The defendant, an owner and prospective seller of a new house and lot under a purchase and sale agreement with the plaintiffs, was held liable under G. L. c. 93A for the return of the plaintiffs' $3,000 deposit and for attorney's fees. The plaintiffs had been concerned before executing the agreement that the assessment would be such as to put the tax bill over $2,500, but they were told by one Gabriel, a real estate broker, that the assessors would not determine an assessment until they were shown a purchase and sale agreement. After executing the agreement, which called for a purchase price of $63,250, the plaintiffs learned that the assessment had been determined prior to execution and was such that the tax bill would exceed $2,500. Upset, they telephoned the broker who, speaking for (and in the presence of) the defendant, said they could elect to rescind and have their deposit back. On conflicting testimony the judge found that the election was to be made within twenty-four hours. He also found that it was made within that time. The latter finding was clearly erroneous, the testimony most favorable to the plaintiffs being that their election to rescind was communicated to Gabriel two days later. There was evidence that Gabriel then assured the plaintiffs that the deposit would be returned and immediately notified the defendant that the sale would not go through; that the plaintiffs relied upon Gabriel's assurance; that the deposit was not returned; and that the defendant, who had had an alternative buyer to whom he could have sold the house if the plaintiffs had made their election within twenty-four hours, five months later sold the house for $69,500. The plaintiffs took no appeal from the portions of the judgment adverse to them on counts for deceit and breach of contract.

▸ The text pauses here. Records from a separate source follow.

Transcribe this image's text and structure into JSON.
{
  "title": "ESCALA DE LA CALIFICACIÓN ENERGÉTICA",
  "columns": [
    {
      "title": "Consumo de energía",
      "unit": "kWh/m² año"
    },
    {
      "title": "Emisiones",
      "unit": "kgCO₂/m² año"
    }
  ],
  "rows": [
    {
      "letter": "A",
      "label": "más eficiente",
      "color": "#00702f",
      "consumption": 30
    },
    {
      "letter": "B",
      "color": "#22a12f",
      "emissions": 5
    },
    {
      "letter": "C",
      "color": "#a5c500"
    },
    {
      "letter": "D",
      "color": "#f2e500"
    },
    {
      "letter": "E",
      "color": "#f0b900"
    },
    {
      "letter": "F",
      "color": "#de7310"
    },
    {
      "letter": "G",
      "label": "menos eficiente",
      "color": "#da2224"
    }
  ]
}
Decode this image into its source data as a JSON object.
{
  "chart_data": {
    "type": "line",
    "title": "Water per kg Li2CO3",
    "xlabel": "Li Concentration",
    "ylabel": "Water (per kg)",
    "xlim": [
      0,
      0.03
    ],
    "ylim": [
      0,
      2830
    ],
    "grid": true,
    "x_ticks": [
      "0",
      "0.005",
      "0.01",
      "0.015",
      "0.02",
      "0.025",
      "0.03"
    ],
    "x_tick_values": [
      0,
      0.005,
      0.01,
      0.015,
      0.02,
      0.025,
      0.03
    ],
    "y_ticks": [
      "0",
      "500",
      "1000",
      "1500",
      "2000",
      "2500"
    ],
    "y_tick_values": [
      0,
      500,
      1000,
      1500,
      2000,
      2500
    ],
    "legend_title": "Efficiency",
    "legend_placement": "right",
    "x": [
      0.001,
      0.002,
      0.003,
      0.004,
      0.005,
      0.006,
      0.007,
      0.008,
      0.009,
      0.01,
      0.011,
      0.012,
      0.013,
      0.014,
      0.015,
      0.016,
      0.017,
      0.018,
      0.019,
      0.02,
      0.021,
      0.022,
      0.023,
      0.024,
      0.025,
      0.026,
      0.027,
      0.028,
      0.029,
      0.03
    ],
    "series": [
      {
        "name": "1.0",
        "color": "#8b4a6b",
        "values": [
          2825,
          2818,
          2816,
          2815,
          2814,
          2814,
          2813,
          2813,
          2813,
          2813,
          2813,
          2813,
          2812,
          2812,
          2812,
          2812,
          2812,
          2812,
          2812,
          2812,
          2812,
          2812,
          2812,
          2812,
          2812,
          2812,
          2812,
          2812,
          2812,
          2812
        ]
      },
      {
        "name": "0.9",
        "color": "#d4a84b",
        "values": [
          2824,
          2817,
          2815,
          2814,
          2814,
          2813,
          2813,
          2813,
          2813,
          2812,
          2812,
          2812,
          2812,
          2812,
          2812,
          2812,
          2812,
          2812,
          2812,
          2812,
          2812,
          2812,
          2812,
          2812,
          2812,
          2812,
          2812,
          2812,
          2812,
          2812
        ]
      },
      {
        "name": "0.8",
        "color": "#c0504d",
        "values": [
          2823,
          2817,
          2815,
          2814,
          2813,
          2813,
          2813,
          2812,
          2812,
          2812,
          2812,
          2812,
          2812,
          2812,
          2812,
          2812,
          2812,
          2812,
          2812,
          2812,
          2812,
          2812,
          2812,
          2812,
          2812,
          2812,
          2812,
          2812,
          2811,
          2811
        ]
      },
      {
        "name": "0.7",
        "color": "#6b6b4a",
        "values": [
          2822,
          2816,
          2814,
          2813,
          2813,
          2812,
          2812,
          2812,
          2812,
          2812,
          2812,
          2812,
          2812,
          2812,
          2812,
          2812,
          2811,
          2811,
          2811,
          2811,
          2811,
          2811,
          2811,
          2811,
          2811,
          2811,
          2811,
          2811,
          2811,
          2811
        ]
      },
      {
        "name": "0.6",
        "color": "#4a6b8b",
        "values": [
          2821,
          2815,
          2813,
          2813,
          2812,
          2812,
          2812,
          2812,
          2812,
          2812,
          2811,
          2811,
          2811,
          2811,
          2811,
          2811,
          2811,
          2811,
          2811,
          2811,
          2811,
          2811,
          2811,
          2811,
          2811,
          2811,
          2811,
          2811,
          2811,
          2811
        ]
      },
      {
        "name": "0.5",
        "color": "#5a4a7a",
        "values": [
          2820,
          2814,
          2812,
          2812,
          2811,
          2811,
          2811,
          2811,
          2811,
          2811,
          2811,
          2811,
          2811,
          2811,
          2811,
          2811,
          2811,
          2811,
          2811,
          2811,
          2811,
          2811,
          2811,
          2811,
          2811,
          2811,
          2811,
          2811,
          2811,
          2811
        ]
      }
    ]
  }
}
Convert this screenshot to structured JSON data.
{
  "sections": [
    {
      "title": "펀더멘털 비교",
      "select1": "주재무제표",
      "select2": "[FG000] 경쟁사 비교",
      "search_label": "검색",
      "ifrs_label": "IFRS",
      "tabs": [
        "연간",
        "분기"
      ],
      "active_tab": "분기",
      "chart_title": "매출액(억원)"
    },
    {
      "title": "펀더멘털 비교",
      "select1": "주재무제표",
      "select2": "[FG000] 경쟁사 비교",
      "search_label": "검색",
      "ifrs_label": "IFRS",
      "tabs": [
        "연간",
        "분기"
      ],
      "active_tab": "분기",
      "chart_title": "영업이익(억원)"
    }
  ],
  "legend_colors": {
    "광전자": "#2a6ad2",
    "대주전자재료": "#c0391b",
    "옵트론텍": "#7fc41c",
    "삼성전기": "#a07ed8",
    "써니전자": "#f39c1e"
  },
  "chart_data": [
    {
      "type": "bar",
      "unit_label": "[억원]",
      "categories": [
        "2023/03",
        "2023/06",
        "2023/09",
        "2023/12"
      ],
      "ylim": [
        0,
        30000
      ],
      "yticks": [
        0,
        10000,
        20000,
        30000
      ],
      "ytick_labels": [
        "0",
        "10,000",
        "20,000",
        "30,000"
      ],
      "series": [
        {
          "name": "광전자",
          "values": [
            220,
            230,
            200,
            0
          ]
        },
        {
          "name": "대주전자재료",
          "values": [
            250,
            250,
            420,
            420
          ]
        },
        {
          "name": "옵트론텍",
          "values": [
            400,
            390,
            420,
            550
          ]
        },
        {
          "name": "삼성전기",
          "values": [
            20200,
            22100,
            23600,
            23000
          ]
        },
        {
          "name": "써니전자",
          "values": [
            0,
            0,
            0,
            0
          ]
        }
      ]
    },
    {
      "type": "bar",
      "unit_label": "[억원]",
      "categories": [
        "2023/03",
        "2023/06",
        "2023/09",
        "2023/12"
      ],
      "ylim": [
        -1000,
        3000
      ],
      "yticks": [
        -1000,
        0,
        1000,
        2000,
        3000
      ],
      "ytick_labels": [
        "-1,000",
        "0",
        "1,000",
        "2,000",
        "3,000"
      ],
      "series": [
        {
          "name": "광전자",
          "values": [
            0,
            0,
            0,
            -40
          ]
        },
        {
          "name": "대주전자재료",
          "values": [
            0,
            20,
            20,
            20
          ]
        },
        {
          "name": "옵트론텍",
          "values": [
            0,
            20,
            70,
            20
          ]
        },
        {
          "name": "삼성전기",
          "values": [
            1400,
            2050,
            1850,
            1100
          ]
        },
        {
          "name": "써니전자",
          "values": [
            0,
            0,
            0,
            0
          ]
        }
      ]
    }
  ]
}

The judgment for the plaintiffs must be reversed, because it appears to us to rest on the erroneous finding. The plaintiffs' contention that the
judgment is meant to rest on the assurance given by Gabriel is by no means clear from the record; and, indeed, there is no explicit finding that Gabriel gave the assurance relied on, nor is it explicitly found that Gabriel's authority extended to waiving the twenty-four hour limitation or that the defendant ratified the waiver.
Because there is no way of knowing what findings the trial judge would have made in these areas if he had not misconstrued the evidence bearing on the plaintiffs' acceptance of the offer of rescission, we think that the case should be remanded to the Superior Court either for additional findings or, in the discretion of the court, a new trial, on the plaintiffs' third count.